その予測には同郷のトーヤともっと話をしたい京也の希望的観測も交じっていたが、実態に近いところを突いていた。
「……北の森からは、ディクサシオンが比較的近いです。彼が京也さんとの約束を覚えているなら……恐らくディクサシオンを目指すのではないかと」
リーザがそう続ける。その言葉に、燃え尽きていたミオリが急に復活する。
「……ディクサシオンね? そこに兄貴がいるのね? ……フッフフ……ギエン! 急ぐわよ、いざディクサシオンへ!」
「何言ってんだよ! カレー屋はどうすんだ!」
「……あ……んん……えぇい! なりふり構っていられないわ! リーザさん!」
「は、はい!」
「家名……教えていただけませんか?」
「え? 家名……ですか?」
「はい。下世話な話ですが……この店今少しピンチでして……『あの○○家の御令嬢御用達!』って広告打ち出せればなぁ……と」
「いいじゃねぇか。教えてやれよ」
リーザが応じるより先にランが口を挟む。
「減るもんじゃなし。それに絶対売れるぜ? ……『あのバウゼン公国大公令嬢御用達!』って書いてあればな。ついでにサインしてやれよ、『リーザ・バウゼン』姫様?」
ランが愉快そうに語り掛け……ドワーフたちはこの日何度目かわからない驚愕に包まれた。

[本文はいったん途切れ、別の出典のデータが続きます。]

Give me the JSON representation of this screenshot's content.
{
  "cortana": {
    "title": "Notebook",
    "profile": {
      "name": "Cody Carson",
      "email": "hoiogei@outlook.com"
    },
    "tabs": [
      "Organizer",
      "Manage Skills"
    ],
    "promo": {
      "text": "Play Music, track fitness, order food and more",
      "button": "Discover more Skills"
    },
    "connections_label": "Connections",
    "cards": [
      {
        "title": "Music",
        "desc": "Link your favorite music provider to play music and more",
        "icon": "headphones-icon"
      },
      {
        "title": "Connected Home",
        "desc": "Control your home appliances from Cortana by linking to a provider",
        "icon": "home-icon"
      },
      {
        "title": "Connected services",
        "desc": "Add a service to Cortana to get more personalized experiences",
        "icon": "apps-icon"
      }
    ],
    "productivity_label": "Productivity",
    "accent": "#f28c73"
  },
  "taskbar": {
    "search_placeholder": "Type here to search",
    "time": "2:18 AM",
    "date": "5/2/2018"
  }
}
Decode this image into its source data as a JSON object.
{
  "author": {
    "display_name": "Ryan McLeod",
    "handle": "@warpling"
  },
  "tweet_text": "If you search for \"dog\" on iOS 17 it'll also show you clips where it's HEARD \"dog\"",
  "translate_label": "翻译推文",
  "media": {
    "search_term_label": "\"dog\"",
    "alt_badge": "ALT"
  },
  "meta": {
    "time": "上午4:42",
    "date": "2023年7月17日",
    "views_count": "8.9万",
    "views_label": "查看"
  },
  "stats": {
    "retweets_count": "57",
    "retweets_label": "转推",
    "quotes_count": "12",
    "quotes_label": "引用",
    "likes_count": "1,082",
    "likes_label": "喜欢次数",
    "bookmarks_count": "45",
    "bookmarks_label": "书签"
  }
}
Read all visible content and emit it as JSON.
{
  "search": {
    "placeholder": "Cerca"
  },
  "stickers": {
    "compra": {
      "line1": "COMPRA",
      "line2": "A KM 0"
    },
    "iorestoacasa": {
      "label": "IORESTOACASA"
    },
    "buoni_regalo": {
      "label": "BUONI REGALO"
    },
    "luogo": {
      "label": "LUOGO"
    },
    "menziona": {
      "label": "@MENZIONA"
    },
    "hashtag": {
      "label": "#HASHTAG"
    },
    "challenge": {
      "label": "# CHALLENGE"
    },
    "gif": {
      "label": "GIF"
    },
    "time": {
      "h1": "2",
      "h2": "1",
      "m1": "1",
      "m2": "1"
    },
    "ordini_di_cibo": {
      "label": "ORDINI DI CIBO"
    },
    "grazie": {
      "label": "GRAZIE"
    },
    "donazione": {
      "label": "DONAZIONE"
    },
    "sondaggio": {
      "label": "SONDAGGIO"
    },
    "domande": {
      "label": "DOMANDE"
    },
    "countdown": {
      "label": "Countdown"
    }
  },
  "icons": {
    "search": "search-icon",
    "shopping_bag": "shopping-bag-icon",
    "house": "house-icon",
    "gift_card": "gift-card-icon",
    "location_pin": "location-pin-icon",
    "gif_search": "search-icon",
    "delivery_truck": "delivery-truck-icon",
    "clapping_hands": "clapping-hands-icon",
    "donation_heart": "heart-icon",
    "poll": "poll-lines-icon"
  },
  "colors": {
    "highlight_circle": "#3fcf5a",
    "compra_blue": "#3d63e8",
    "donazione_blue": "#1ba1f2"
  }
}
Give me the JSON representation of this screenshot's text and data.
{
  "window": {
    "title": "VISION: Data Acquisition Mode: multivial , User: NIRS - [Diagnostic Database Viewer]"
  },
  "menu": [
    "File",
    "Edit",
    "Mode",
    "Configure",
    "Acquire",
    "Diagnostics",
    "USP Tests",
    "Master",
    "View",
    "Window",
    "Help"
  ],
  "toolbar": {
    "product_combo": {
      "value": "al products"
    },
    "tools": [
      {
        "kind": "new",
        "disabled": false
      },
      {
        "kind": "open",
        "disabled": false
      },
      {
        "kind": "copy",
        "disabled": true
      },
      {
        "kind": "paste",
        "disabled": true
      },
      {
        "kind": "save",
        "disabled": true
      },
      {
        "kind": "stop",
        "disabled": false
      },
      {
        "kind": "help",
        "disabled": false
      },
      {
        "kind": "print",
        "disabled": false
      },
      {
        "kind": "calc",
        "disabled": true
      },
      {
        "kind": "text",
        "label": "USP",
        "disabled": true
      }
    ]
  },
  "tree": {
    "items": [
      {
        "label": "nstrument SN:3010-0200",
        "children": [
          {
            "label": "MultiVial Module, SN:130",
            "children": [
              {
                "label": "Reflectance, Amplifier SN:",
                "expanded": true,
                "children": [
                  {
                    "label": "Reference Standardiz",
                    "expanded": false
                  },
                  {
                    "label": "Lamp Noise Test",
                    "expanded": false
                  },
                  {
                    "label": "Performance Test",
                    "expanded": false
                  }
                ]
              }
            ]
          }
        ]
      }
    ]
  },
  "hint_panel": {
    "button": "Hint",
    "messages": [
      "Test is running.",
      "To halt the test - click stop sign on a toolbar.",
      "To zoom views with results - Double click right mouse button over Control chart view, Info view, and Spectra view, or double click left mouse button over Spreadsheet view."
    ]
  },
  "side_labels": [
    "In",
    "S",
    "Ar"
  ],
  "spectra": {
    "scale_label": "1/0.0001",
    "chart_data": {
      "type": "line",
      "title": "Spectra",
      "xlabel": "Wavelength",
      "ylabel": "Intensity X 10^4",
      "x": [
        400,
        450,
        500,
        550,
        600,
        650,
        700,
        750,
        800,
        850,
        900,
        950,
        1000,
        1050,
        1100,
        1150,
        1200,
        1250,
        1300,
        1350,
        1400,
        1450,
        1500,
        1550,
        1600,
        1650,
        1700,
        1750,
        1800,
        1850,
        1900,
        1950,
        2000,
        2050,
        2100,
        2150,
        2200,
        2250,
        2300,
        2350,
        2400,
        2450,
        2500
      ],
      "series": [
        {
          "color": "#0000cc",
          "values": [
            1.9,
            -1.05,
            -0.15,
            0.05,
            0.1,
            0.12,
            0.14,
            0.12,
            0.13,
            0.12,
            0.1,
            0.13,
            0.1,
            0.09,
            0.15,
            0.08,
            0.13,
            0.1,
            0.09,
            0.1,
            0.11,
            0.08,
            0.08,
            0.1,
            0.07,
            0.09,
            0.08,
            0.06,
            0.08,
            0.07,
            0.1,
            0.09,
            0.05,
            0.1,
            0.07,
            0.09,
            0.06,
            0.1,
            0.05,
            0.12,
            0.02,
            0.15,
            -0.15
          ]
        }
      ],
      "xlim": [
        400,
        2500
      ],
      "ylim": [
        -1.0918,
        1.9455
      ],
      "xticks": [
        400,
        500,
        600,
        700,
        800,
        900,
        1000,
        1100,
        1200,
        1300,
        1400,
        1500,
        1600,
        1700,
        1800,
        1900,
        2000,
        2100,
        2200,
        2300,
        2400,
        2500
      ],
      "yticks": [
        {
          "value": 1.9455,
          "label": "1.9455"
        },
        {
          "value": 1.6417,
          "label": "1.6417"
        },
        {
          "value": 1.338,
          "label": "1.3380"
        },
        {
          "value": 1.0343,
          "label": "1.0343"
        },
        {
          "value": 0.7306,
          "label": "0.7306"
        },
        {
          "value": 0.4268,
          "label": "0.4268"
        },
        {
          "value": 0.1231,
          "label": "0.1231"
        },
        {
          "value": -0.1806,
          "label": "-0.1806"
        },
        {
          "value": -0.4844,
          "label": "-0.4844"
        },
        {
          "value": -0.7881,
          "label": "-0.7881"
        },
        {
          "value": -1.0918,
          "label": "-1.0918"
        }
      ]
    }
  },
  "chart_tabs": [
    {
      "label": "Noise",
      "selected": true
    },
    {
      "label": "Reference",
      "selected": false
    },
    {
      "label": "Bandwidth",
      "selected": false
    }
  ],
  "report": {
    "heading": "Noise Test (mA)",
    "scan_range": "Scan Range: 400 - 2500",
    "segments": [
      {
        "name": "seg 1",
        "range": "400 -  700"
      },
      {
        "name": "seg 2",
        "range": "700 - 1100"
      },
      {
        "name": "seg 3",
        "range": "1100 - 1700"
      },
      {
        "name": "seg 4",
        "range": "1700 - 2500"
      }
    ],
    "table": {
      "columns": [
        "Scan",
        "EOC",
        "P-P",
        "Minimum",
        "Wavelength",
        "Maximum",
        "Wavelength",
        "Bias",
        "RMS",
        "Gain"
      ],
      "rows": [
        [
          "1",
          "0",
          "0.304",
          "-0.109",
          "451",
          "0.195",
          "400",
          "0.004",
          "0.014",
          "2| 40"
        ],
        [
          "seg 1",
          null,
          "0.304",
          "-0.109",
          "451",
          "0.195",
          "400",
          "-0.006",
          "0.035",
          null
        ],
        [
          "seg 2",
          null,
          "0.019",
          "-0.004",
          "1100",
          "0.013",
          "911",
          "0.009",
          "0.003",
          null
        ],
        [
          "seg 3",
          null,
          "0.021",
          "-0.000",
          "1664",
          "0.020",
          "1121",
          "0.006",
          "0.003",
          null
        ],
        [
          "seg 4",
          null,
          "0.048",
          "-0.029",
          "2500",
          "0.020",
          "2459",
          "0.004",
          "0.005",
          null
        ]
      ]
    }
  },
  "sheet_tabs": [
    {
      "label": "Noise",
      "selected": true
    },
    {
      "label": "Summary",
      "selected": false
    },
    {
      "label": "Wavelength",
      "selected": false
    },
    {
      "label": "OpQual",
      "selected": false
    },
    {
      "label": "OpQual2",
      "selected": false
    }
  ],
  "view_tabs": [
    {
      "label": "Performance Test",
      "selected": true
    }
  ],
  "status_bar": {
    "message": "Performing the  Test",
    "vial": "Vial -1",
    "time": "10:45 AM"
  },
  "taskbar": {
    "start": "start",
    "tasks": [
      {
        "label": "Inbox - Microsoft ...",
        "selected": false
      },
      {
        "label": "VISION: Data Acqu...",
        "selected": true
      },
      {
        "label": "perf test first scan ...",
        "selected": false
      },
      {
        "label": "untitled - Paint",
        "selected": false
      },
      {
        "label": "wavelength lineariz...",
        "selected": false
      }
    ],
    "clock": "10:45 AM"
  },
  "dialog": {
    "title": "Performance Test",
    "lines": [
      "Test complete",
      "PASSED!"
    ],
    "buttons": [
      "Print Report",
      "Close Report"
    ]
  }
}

バウゼン公国……エリシール王国の西に位置する小国である。小国なれど、豊富な鉱物資源と優れた魔道兵団を武器に独立を保ってきた由緒正しき公国でもある。そこの大公の娘となれば……
(まさか……本物のお姫様!?)
なんでそんなものがこんなところを勇者引き連れてウロウロしているのだ。いや、それよりも……
ミオリはガバリとリーザの前で土下座する。プライド? そんなもの食えはしない。
「お願いいたします、リーザ姫! 数々の無礼に重ねて、さらなるご迷惑をおかけしますが……どうかお名前をお貸しください! 決してご迷惑はかけませんので!」
「矛盾しているぞ、オイ……」
「バカギエンは黙っていなさい!」
いきなり土下座を始めたミオリにリーザは困惑の色を強めるが、やがてどもりながら許可を出す。
「わ……わかりました。大公令嬢としての印がありますので……それを持ってバウゼン大公令嬢の証としましょう」
「ありがとうございます!」
これで店は大丈夫だ……ミオリは心の底から感謝した。